Even though it's all about dollars and cents, the financial industry runs on percentages; dollar signs are few and far between. The use of percentages is an understandable, and helpful, convention when communicating financial information. After all, a headline saying “Company A’s Net Jumps by 16%" is more helpful than one that reads "Company A’s Net Jumps to $1.02 billion.” Providing percentages rather than dollars also allows investors to compare apples to apples: You can readily discern that an investment that has gained 8% during the past 10 years has been a better bet than one that has gained half as much.
Yet dealing in percentages, especially relatively small ones like inflation rates, expense ratios, and long-term annualized returns, can also distract from important information that factors into your financial plan. Those small and innocuous-looking percentage figures, when translated into dollar terms and compounded over many years, can make a huge difference between success and failure.
How Small Numbers Can Make Your Investment Plan…: Say, for example, that you stick with the 3% 401(k) contribution rate that your company uses as the default, contributing $1,500 of your $50,000 salary for 40 years and earning 5% on your money. You'd have about $190,000 at the end of the period; not too shabby. But bumping up your percentage contribution just 2 percentage points (to 5%) would have a meaningful impact on your bottom line, increasing your nest egg to nearly $320,000.
In a similar vein, you might choose to keep your child's college fund in cash. Assuming cash yields stay as low as they are now (which is, admittedly, a big assumption), a $50,000 investment that earns just 1% for the next 10 years will amount to just $55,000 at the end of the period. But by maintaining a 60% stock/40% bond portfolio and assuming a not unreasonable 4% return, you'd be able to grow your $50,000 investment to $74,000. Neither return rate will allow you to keep up with college inflation, sadly, but at least it's better than putting the money under your mattress. However, keep in mind that the 60/40 portfolio entails market risk.
…or Break It: Just as seemingly small percentage changes (either in contributions or return rates) can provide investors with an enormous helping hand, they can also work in reverse, and this is where many investors run into trouble. They blow off small percentage amounts like expense ratios and inflation rates when making investment decisions.
For example, let’s say an index fund has a fairly low expense ratio of just 0.63%. It's certainly cheaper than most actively managed funds, and it doesn't appear to be that much more expensive than most other S&P 500 index funds, some of which charge as little as 0.06%. If you opted for the expensive fund rather than a cheaper alternative and you held it for a long time, you'd be shortchanging yourself. Assuming a 10% annualized return and a $100,000 initial investment, you'd be leaving a lot of money on the table during a 25-year period by opting for the more expensive fund: nearly $170,000, to be exact. All because your fund charged 0.57% per year more than a comparable option.

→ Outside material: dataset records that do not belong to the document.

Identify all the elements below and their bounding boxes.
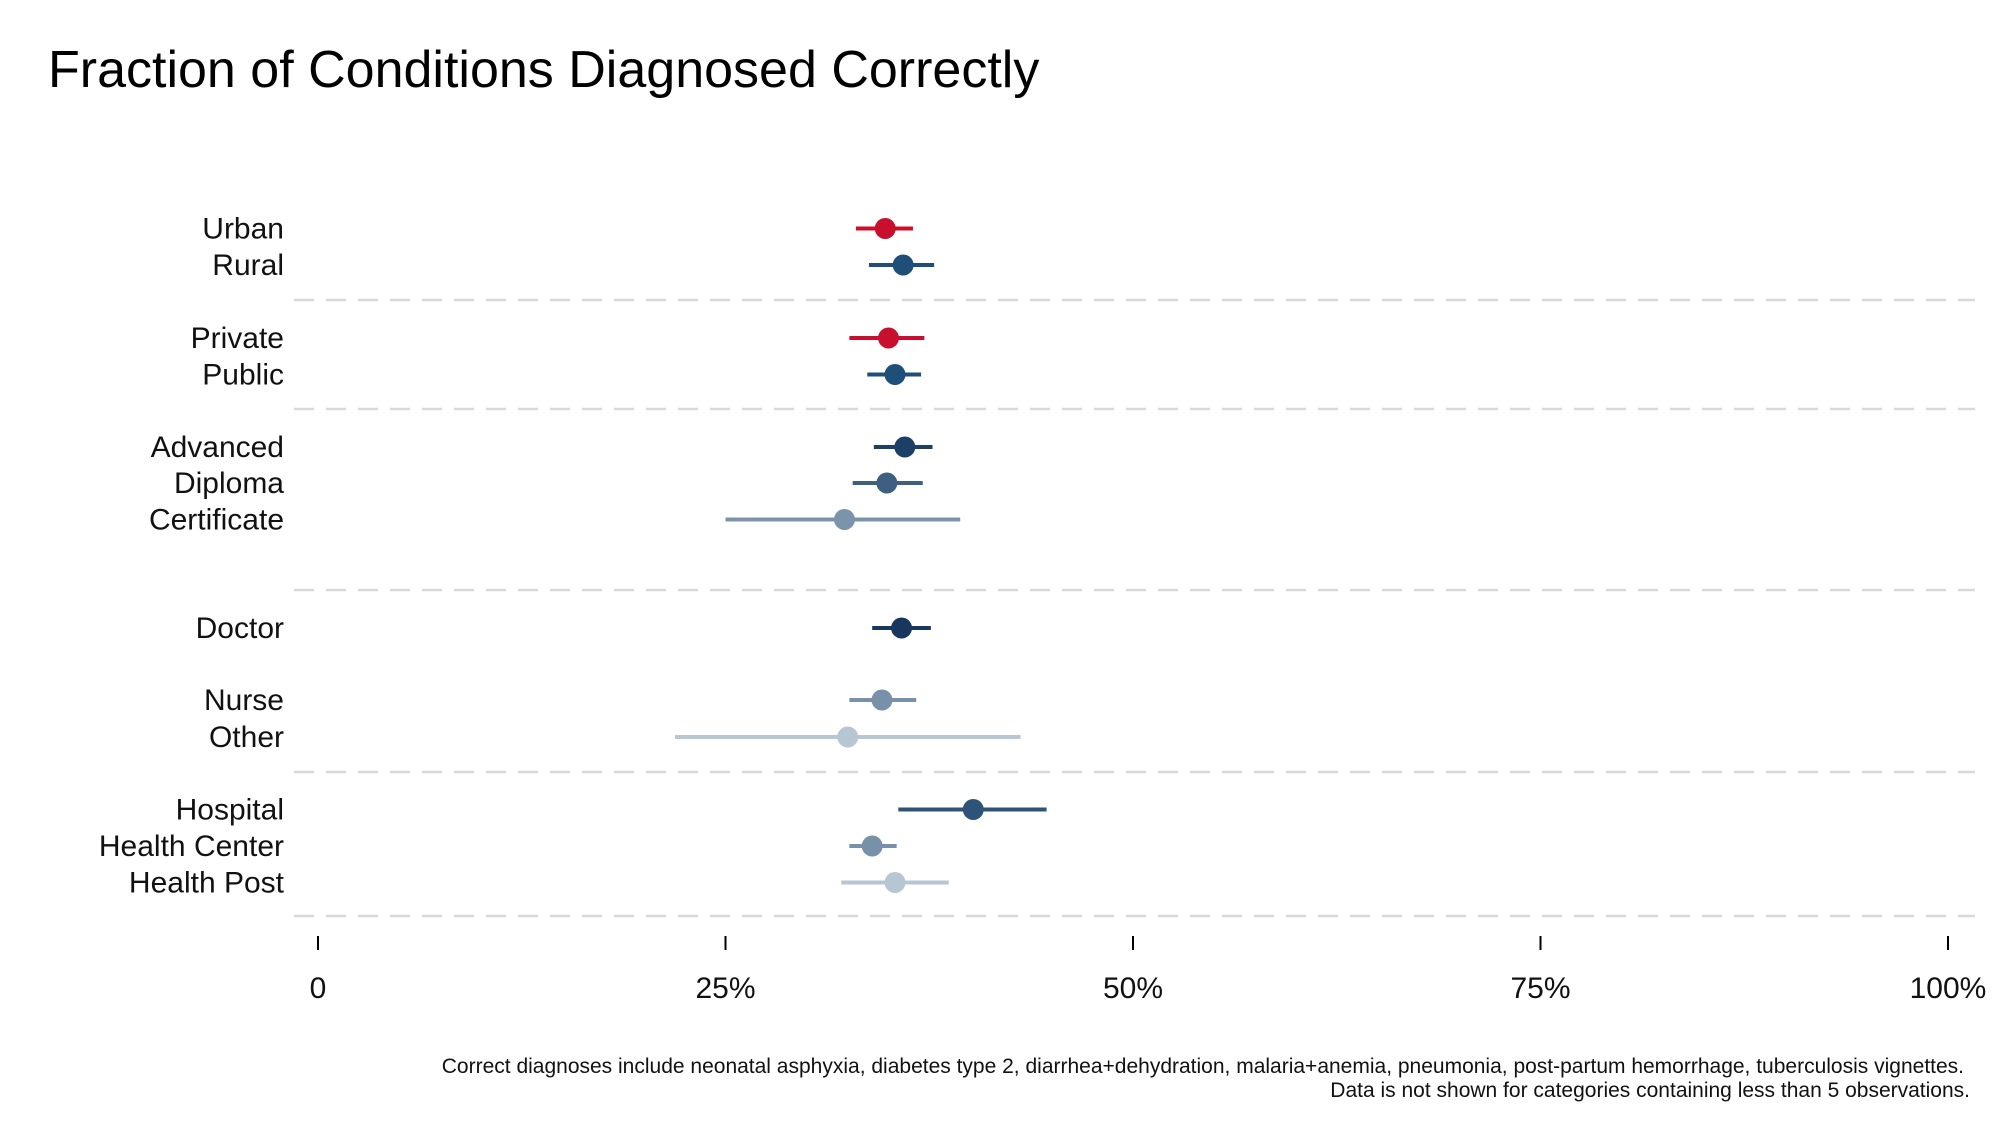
- category-label-health-center: Health Center: [99, 830, 284, 863]
- point-estimate-nurse: [871, 689, 893, 711]
- category-label-doctor: Doctor: [196, 612, 284, 645]
- point-estimate-diploma: [876, 472, 898, 494]
- category-label-nurse: Nurse: [204, 684, 284, 717]
- x-tick-label: 25%: [695, 972, 755, 1005]
- category-label-urban: Urban: [202, 213, 284, 246]
- point-estimate-certificate: [833, 509, 855, 530]
- point-estimate-rural: [892, 254, 914, 276]
- point-estimate-health-center: [861, 835, 883, 857]
- category-label-advanced: Advanced: [151, 431, 284, 464]
- chart-title: Fraction of Conditions Diagnosed Correct…: [48, 41, 1040, 99]
- point-estimate-doctor: [891, 617, 913, 639]
- point-estimate-public: [884, 364, 906, 385]
- category-label-diploma: Diploma: [174, 467, 284, 500]
- x-tick-label: 50%: [1103, 972, 1163, 1005]
- x-tick-label: 100%: [1910, 972, 1987, 1005]
- category-label-private: Private: [191, 322, 284, 355]
- x-tick-label: 0: [310, 972, 327, 1005]
- point-estimate-advanced: [894, 436, 916, 458]
- footnote-diagnoses: Correct diagnoses include neonatal asphy…: [441, 1055, 1964, 1078]
- point-estimate-private: [878, 327, 899, 349]
- category-label-certificate: Certificate: [149, 504, 284, 537]
- x-tick-label: 75%: [1510, 972, 1570, 1005]
- point-estimate-hospital: [962, 799, 984, 820]
- category-label-rural: Rural: [212, 249, 284, 282]
- point-estimate-health-post: [884, 872, 906, 893]
- category-label-other: Other: [209, 721, 284, 754]
- category-label-hospital: Hospital: [176, 794, 284, 827]
- category-label-public: Public: [202, 359, 284, 392]
- point-estimate-other: [837, 726, 859, 748]
- point-estimate-urban: [874, 218, 896, 239]
- footnote-data-threshold: Data is not shown for categories contain…: [1330, 1079, 1970, 1102]
- category-label-health-post: Health Post: [129, 867, 285, 900]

Inflation is another factor that investors tend to underestimate, because the average historical inflation rate of roughly 3% looks pretty benign when viewed without any context. Should the fact that bananas that are $0.59 a pound today but might be $0.79 a pound 10 years from now cause a major rethinking of your financial plan? Yes, actually. When you extrapolate inflation across all of the items in your shopping cart and compound it over many years, it can have a hugely corrosive effect on the purchasing power of your savings, meaning you need to save a lot more than you thought you did.